Entreprise facilitée pour nous, bien sûr, parce qu'il était vraiment le premier pape de l'ère d'Internet, faisant en quelque sorte de nous des «Web groupies»..
Pour moi - et je pense que ce doit être aussi le cas pour mes amis «Benaddicts» - il a représenté un guide spirituel personnel dont la présence quotidienne sur le Web et dans les médias était réelle et effective, et pas seulement virtuelle.
Il a été un véritable guide et professeur qui a encouragé l'amitié avec Jésus, faisant ainsi ressortir le meilleur de moi, nourrissant mon amour et ma compréhension de la foi et de l'Eglise avec ses homélies, catéchèses et discours inimitables, informatifs et, littéralement, édifiants.
De là - de manière cohérente, constante et par des voies d'une beauté sans faille - la vie et les paroles de Jésus, chaque passage de la Bible ou histoire de la Bible, les figures des saints et des chrétiens exemplaires, nous ont conduit à connaître et à apprécier non seulement le merveilleux dépôt de la foi de deux millénaires, mais aussi l'architecture impressionnante de cette foi.
Au moins pour moi, même sans regarder la vidéo de chaque catéchèse ou homélie ou message d'Angelus, simplement lire ses textes était toujours comme l'entendre dire les mots directement à moi - littéralement comme l'entendre parler, en anglais, italien, français, espagnol ou allemand, de cette douce voix musicale. La cohérence de tout ce qu'il a enseigné, réussissant à dire encore et encore les choses essentielles dans une infinie variété de façons, était aussi toujours infiniment rassurante.

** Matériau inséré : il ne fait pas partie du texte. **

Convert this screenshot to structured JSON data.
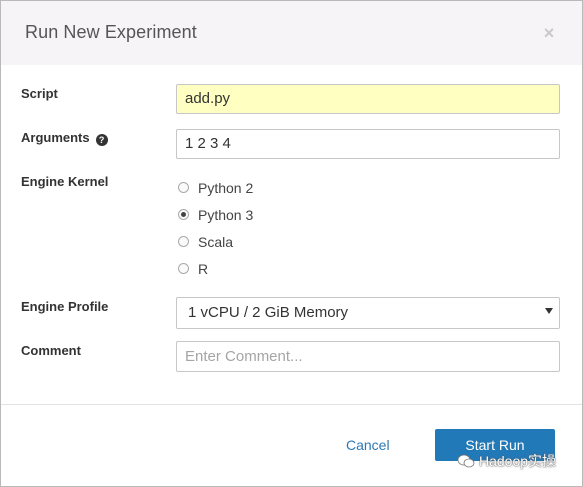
{
  "dialog": {
    "title": "Run New Experiment",
    "close_glyph": "×"
  },
  "form": {
    "script": {
      "label": "Script",
      "value": "add.py"
    },
    "arguments": {
      "label": "Arguments",
      "value": "1 2 3 4",
      "help_glyph": "?"
    },
    "engine_kernel": {
      "label": "Engine Kernel",
      "options": [
        "Python 2",
        "Python 3",
        "Scala",
        "R"
      ],
      "selected": "Python 3"
    },
    "engine_profile": {
      "label": "Engine Profile",
      "value": "1 vCPU / 2 GiB Memory"
    },
    "comment": {
      "label": "Comment",
      "value": "",
      "placeholder": "Enter Comment..."
    }
  },
  "footer": {
    "cancel_label": "Cancel",
    "start_label": "Start Run"
  },
  "watermark": {
    "text": "Hadoop实操",
    "icon": "wechat-icon"
  },
  "colors": {
    "header_bg": "#f6f4f7",
    "script_highlight": "#ffffc2",
    "primary": "#2279b8",
    "link": "#2c7ab5"
  }
}
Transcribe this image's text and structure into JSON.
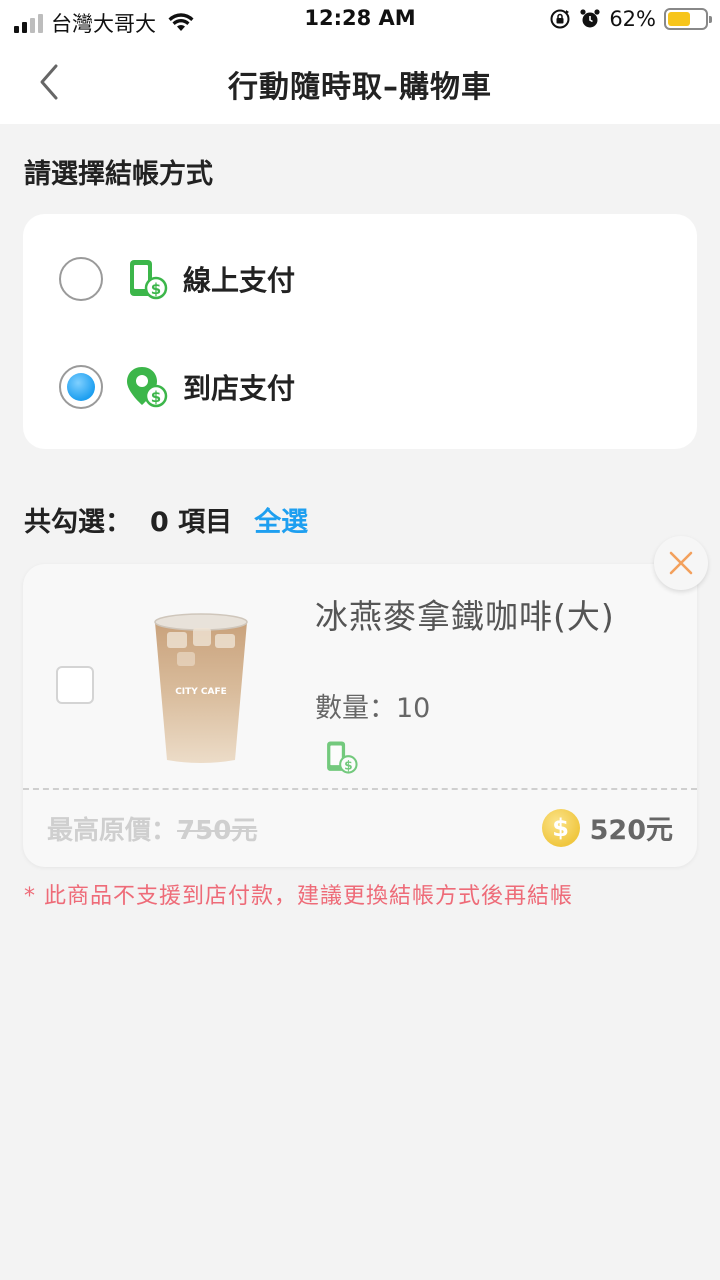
{
  "status_bar": {
    "carrier": "台灣大哥大",
    "time": "12:28 AM",
    "battery_pct": "62%",
    "battery_level": 0.62
  },
  "header": {
    "title": "行動隨時取–購物車",
    "back_icon": "chevron-left-icon"
  },
  "checkout": {
    "section_title": "請選擇結帳方式",
    "options": [
      {
        "label": "線上支付",
        "icon": "phone-dollar-icon",
        "selected": false
      },
      {
        "label": "到店支付",
        "icon": "location-dollar-icon",
        "selected": true
      }
    ]
  },
  "summary": {
    "label": "共勾選：",
    "count": "0 項目",
    "select_all": "全選"
  },
  "item": {
    "name": "冰燕麥拿鐵咖啡(大)",
    "quantity": "數量：10",
    "orig_price_label": "最高原價：",
    "orig_price": "750元",
    "price": "520元",
    "coin_symbol": "$",
    "cup_brand": "CITY CAFE"
  },
  "warning": "* 此商品不支援到店付款，建議更換結帳方式後再結帳",
  "colors": {
    "accent": "#1e9ff0",
    "warning": "#ee6b78",
    "icon_green": "#3cb64a",
    "remove_orange": "#f3a05c"
  }
}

C'est cela qu'a signifié avoir Benoît XVI comme guide spirituel personnel pour une expérience vivante de la foi comme rencontre avec Dieu.
Je remercie le Seigneur que la plénitude de la foi qu'il prêchait et enseignait m'ait donné le discernement pour distinguer les écarts ou les incohérences qui peuvent être négligemment ou même délibérément diffusés.

(Teresa, 29 jenvier 2015)

Note de traduction

(1) Dans le premier livre d'entretiens avec Peter Seewald, interrogé sur Pie XII, le futur Benoît XVI répondait «C'est le pape de la jeunesse, et nous le vénérions».

Précision: la vénération n'a rien à voir avec la papolâtrie... et c'est le sentiment que Benoît XVI a inspiré, et inspire encore, avec la proximité inédite permise par l'information moderne et impensable pour les Papes précédents.